Heavyweight LGIM joins shareholder rebellion against Shell’s plans to curb carbon emissions because it’s “not advanced enough”
- LGIM, Legal & General’s wealth management arm, said Shell’s plans were “unreliable.”
- Part of 30% LGIM to support a resolution by shareholder activist group Follow this
- Follow this prompted shell to set “inspiring” goals to combat emissions
- Another UK asset manager, Sarasin & Partners, has also put pressure on Shell and BP, saying it is not “serious” about achieving its net-zero emission target.
Legal & General’s wealth management department emerged as one of the investors who voted against the Royal Dutch Shell’s climate program last week.
LGIM acknowledged some progress today, saying that oil majors’ goals to reduce carbon emissions and oil and gas production are unreliable and inadequate for tackling climate change. Said.
A £ 1.3 trillion saver cash asset manager is working to encourage investees to act responsibly as part of it. Widespread promotion by legal and general to become more environmentally friendly..
“Shell must fall”: Protesters at Shell headquarters in The Hague last week
“The strength of the oil and gas production plans disclosed as the provisional target (until 2035) has not reached the level of ambition needed to ensure that the company is consistent with the 1.5C route. I’m still worried. ” LGIM told Guardian today.
Comments commented that about 30% of investors voted in favor of a resolution submitted by shareholder activist group Follow This, so Anglo-Netherlands companies set “exciting” goals to combat greenhouse gas emissions. Prompted to.
At its annual shareholders’ meeting last Tuesday, LGIM was one of the investors in support of a resolution that Shell’s board of directors called for a rejection.
One in ten shareholders voted against Shell’s energy transition strategy.
The plan, which was rejected by some shareholders, was announced by Shell in February. The company said it aims to reduce the overall carbon strength of the energy it produces by 2030 by 20% and by 2035 by 45%.
The ultimate goal of the shell is to reach zero net emissions By 2050-but He first admitted that the current plan was not enough to reach the goal.
“It is important to note that as of February 11, 2021, Shell’s operational plans and budgets do not reflect Shell’s net zero emissions target,” the group was buried in a February statement. I mentioned it in a note.
Follow This activists argued that absolute shell emissions could be reduced by just 10% over the next decade, and said LGIM supported a group of activists “on this occasion.”
Another UK asset manager, Sarasin & Partners, also recently put pressure on Shell and BP, saying it wasn’t “serious” about achieving its net-zero emission target.
Natasha Landell-Mills of Sarasin & Partners said this was due to the fact that they are still spending a lot of money on oil production and working on unrealistic prices and demand forecasts for oil and gas.

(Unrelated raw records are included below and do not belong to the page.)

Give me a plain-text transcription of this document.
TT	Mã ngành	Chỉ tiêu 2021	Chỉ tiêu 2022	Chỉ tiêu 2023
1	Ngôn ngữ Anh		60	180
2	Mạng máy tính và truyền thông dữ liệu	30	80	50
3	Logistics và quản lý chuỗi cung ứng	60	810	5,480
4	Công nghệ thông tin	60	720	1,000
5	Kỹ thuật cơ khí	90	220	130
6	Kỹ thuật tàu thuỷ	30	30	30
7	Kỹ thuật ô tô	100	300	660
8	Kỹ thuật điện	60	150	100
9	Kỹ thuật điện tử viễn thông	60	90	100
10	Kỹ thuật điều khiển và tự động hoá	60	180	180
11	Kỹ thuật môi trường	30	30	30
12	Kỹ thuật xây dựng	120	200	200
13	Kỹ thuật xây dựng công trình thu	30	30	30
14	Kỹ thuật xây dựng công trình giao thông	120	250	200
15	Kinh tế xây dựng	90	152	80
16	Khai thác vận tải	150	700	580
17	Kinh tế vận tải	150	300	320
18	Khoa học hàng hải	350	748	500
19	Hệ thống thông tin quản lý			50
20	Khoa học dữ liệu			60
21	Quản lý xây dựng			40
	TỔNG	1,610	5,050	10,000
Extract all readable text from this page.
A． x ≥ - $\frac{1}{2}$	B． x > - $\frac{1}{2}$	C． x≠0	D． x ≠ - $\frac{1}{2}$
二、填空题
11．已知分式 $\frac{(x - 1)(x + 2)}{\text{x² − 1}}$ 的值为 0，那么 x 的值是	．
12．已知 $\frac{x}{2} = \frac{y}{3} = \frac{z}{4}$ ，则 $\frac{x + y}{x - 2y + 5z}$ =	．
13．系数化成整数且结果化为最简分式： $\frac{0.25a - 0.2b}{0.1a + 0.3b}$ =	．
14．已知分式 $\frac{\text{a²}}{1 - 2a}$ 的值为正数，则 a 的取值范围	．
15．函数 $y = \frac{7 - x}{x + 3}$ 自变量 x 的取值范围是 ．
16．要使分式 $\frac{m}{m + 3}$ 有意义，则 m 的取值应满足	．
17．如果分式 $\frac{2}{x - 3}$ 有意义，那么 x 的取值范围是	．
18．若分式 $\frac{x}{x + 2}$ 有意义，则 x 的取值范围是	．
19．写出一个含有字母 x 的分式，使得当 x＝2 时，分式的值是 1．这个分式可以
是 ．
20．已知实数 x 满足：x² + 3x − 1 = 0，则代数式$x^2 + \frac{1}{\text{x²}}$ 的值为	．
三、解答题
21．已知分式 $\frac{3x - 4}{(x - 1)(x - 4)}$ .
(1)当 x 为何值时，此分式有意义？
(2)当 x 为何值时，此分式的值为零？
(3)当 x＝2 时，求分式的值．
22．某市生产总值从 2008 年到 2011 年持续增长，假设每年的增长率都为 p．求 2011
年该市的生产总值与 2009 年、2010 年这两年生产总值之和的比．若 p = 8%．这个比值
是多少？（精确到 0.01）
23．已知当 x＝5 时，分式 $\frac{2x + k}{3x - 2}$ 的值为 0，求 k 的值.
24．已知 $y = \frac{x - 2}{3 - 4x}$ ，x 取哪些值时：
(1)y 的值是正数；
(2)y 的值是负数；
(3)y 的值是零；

She states: ‘Beyond the eye-catching Net Zero ambitions announced to shareholders, two things are clear. First, most of their capital investment continues to replenish their fossil fuel supply.
“Second, these ambitions are possible only because the balance sheet continues to be supported by overly optimistic assumptions of future cash flows from oil and gas sales.”
Ben van Beurden, CEO of Royal Dutch Shell
She concluded that: “BP and Shell don’t believe they can take it seriously to reach Net Zero until their accounts and capital spending plans meet their goals.”
The International Energy Agency (IEA) said investors should stop funding new oil, gas and coal supply projects if the world wants to reach net zero emissions by 2050.
However, Shell plans to increase its investment in low carbon over the next few years, but at least 75 percent of its spending will continue to go to oil and gas.
In February, the group also announced that it would increase its production of liquefied natural gas by 2025, promising to strengthen wind and solar power throughout its business, unlike its rivals BP and Total. It was.
Shell CEO Ben van Baden said last week that investor support was “important” as the focus of the business shifted and “trying to fully understand” why he voted. Said.
Under the Paris Agreement, nearly 200 countries have agreed to limit global temperature rise to less than 2 ° C, aiming to stay above pre-industrial levels by 1.5 ° C.